Abdullah Öcalan’ı 1990’lı yıllarda görmeye gidenlerden biri de Mihemed Emîn Seîd. Alandaki çalışma yürüten arkadaşlarının önerisiyle dört kişiyle birlikte yola çıktıklarını ifade eden Seîd, şunları anlattı: “Sahaya gittiğimizde Önderlik yanımıza gelerek bizimle yurtseverlik, örgütlenme ve sürece ilişkin konuştu. Önderlik konuşmasını bitirdikten sonra ona söz verdik, yaşadığımız sürece kanımızın son damlasına kadar çalışma yürütüp senin yolunda yürüyeceğiz, dedik. O günden beri de sözümüzde duruyoruz. Önderlikle geçirdiğimiz o günü asla unutmayacağız. O günün huzuru, sevinci, aşkı içimizde hep yaşayacak. Önderliği anlatarak tarif edemeyeceğiz. Yüce bir kişiliği var. Eğer başka bir halkın önderi olsaydı eminim onun için ibadet ederlerdi. Çok azametli bir kişiliğe sahip ve tam da döneminde ortaya çıkmış bir önder. Eğer Önder Apo o dönemde çıkmasaydı Kürt halkına dair şu an bir şey kalmamış olacaktı.

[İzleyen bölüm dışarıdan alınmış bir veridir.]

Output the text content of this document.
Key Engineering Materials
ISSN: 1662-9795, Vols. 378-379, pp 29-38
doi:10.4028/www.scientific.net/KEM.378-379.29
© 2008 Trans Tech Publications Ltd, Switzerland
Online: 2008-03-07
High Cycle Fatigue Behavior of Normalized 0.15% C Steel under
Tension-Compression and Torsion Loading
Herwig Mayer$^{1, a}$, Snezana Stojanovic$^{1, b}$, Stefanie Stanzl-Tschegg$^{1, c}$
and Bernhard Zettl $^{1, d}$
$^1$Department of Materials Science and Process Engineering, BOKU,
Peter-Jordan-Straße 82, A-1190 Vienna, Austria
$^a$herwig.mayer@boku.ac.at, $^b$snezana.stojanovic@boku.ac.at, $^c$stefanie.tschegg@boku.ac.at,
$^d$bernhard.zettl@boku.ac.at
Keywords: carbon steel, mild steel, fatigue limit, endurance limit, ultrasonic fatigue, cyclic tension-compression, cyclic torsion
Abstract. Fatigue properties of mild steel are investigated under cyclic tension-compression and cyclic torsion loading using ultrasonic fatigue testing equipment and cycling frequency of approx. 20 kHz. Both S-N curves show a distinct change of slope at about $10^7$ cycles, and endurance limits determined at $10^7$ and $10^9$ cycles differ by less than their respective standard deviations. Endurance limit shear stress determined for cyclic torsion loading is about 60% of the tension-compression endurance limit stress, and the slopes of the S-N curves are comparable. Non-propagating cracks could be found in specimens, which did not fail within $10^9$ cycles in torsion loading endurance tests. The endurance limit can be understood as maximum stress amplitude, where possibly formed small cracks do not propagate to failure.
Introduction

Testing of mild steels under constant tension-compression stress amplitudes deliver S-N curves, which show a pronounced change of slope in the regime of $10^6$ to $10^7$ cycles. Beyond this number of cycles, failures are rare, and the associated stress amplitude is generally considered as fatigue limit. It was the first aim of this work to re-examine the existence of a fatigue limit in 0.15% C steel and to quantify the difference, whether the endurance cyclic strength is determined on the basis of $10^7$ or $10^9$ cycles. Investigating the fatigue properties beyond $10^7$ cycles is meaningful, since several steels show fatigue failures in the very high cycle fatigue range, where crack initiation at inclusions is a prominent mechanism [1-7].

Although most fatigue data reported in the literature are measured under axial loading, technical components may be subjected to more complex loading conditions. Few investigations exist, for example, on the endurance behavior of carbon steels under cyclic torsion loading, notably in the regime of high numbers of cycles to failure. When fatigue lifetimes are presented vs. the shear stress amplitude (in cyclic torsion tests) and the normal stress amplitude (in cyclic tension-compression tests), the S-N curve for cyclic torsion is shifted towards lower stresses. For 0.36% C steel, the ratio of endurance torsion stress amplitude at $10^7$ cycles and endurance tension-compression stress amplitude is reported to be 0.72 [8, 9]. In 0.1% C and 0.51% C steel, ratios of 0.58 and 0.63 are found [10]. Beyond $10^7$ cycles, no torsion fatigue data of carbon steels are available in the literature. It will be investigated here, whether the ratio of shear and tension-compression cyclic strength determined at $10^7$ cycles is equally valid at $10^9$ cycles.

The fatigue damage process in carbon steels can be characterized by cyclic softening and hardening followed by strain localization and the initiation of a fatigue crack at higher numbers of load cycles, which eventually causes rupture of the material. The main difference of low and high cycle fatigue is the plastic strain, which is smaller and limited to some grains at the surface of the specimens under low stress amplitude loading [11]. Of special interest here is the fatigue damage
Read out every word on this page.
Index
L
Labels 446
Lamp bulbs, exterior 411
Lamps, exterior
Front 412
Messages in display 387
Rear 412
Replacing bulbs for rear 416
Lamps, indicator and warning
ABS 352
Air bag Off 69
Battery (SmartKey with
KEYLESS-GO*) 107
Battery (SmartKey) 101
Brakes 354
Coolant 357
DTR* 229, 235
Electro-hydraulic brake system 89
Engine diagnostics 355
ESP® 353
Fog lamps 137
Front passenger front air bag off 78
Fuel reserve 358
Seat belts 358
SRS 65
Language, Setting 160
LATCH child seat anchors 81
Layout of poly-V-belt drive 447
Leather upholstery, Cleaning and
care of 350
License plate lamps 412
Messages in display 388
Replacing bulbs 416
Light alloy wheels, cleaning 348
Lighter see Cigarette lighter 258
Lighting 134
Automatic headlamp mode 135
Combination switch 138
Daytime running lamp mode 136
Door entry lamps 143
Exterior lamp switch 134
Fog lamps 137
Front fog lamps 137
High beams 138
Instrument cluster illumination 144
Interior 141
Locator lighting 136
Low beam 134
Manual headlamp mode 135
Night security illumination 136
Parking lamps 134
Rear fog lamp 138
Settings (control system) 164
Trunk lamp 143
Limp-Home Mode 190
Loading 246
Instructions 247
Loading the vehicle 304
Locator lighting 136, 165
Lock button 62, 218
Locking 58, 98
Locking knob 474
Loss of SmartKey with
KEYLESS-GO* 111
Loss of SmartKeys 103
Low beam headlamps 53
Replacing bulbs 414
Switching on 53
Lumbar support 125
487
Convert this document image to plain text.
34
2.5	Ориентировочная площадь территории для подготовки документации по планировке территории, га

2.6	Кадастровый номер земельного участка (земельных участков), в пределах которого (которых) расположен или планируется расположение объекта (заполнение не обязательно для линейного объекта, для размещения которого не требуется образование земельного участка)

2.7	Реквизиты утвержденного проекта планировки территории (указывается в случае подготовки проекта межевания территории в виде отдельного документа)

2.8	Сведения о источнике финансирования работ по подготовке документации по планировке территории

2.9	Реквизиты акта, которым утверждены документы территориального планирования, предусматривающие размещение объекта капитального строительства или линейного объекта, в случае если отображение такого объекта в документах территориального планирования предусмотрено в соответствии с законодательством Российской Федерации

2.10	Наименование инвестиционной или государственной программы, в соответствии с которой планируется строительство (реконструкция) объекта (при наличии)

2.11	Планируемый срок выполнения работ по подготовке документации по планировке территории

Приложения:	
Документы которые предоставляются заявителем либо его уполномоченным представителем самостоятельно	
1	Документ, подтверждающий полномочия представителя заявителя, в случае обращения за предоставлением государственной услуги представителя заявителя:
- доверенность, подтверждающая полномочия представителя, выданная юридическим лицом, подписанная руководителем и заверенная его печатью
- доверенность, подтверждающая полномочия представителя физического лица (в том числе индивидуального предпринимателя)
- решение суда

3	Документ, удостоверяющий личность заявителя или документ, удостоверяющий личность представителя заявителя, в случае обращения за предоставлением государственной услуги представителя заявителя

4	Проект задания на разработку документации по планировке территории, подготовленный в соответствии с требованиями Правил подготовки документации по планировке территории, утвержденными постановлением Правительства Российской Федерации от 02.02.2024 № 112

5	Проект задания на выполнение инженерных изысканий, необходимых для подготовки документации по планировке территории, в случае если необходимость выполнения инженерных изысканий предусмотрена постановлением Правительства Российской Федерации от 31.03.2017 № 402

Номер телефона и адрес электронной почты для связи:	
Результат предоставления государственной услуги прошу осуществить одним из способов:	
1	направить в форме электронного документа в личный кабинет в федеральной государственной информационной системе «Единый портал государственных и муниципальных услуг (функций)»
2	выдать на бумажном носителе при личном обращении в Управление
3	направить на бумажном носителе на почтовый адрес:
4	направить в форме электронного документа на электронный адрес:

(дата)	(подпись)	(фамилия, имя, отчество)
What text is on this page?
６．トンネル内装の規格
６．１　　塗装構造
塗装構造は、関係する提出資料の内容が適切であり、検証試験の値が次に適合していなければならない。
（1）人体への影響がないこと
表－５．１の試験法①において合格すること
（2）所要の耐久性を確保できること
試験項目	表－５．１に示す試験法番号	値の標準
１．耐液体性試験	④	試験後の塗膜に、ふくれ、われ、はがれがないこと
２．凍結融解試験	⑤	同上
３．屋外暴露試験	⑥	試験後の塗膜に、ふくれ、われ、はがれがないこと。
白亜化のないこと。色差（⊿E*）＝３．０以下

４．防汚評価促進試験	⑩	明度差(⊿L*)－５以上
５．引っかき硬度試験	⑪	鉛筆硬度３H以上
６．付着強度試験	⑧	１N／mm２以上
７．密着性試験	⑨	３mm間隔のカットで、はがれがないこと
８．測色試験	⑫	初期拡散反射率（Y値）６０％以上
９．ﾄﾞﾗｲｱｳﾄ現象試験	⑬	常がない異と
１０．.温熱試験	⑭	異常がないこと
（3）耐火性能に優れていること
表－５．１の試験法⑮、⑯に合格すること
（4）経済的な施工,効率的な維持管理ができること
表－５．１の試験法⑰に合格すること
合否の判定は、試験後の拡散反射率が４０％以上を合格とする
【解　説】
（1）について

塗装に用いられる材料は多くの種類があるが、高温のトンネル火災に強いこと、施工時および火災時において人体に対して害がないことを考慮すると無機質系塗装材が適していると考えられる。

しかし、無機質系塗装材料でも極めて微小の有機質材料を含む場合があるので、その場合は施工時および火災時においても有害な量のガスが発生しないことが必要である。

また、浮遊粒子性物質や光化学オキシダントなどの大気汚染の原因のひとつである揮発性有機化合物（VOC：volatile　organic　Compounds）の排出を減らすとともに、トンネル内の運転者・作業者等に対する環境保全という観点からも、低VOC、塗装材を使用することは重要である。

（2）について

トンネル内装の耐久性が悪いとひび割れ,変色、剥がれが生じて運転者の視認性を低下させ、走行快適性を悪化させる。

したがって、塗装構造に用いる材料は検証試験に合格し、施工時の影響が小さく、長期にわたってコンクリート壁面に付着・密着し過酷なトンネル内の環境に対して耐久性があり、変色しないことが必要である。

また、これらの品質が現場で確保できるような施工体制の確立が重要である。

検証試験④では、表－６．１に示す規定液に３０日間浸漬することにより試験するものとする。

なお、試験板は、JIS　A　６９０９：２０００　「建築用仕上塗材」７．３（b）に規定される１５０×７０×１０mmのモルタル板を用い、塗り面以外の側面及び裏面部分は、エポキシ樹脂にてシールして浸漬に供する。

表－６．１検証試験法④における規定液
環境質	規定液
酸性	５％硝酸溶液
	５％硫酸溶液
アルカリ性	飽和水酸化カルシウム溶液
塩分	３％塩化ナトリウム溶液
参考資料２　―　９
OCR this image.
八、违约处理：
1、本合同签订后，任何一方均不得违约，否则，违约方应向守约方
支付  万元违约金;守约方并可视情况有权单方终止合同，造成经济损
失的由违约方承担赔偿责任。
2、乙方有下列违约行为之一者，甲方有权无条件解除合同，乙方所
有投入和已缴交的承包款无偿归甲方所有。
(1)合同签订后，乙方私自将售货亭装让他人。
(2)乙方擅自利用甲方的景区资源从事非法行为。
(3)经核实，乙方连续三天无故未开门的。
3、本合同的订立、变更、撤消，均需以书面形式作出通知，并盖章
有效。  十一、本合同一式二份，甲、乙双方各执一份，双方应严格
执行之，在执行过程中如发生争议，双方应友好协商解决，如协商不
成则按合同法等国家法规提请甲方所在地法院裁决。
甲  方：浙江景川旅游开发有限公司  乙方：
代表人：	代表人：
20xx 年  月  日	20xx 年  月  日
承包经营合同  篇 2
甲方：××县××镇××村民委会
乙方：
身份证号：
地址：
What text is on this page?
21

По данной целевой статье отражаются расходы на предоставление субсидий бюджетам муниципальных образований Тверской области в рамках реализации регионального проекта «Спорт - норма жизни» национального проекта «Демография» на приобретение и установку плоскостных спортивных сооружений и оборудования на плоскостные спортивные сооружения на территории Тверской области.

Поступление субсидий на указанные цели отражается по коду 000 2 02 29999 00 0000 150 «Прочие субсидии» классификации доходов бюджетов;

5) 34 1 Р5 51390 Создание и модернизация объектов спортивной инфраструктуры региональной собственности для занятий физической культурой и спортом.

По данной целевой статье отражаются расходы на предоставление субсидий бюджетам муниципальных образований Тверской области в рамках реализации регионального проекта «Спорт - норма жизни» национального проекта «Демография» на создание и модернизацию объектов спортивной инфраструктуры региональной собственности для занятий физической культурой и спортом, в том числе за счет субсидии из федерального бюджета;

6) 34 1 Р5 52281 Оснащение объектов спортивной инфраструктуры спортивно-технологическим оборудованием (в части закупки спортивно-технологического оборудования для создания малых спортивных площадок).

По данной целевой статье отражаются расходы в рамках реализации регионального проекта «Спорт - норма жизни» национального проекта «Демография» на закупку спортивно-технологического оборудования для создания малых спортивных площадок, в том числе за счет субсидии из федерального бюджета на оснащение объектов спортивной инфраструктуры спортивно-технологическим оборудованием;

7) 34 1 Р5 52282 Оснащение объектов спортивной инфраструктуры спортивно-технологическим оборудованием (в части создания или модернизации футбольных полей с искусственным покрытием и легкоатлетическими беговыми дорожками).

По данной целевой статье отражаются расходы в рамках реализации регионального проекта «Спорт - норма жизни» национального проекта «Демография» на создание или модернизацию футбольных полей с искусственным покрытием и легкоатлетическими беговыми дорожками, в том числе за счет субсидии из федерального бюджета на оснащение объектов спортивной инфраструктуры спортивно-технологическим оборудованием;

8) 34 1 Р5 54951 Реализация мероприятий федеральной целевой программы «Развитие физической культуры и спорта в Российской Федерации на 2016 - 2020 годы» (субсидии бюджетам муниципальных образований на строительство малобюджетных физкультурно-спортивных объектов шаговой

‘PKK TARİHE ZAFERLERİ YAZDIRMAYI SÜRDÜRECEK’

Temiz bir parti, büyük ve değerli şehitlere sahip bir partiydi. Biz de bu değerlere ve Önderliğin felsefesine aşık olduk. Önderliği tanıdığım günden beri tek ve en büyük umudum, Önderlikle Kürdistan özgürleşecek. Hep bunun inancıyla yaşıyorum. Önderliksiz hiçbir yaşam mümkün değil. Önderliğe verdiğim sözle yaşıyorum. Evimin kapısını bu örgüte 1989’da açtım. Binlerce gerilla gördüm, beraber çalıştık. Bugünkü devrimimiz de Önderliğin felsefesiyle yürüyen bir devrimdir. Önderlikten ve onun yetiştirdiği gerillalardan aldığımız güçle oluştu. Milis olarak çalışmalarına başladım, bugün de onlardan aldığım eğitim ve Önderliğe verdiğim sözle çalışmalarımı yürütüyorum.

Bütün dünya bilmeli ki Önderliğin kurduğu PKK hiçbir zaman kırılmayacak, her zaman tarih sayfalarına zaferleri yazacaktır. Kazanan Önderliğin felsefesi olacak.”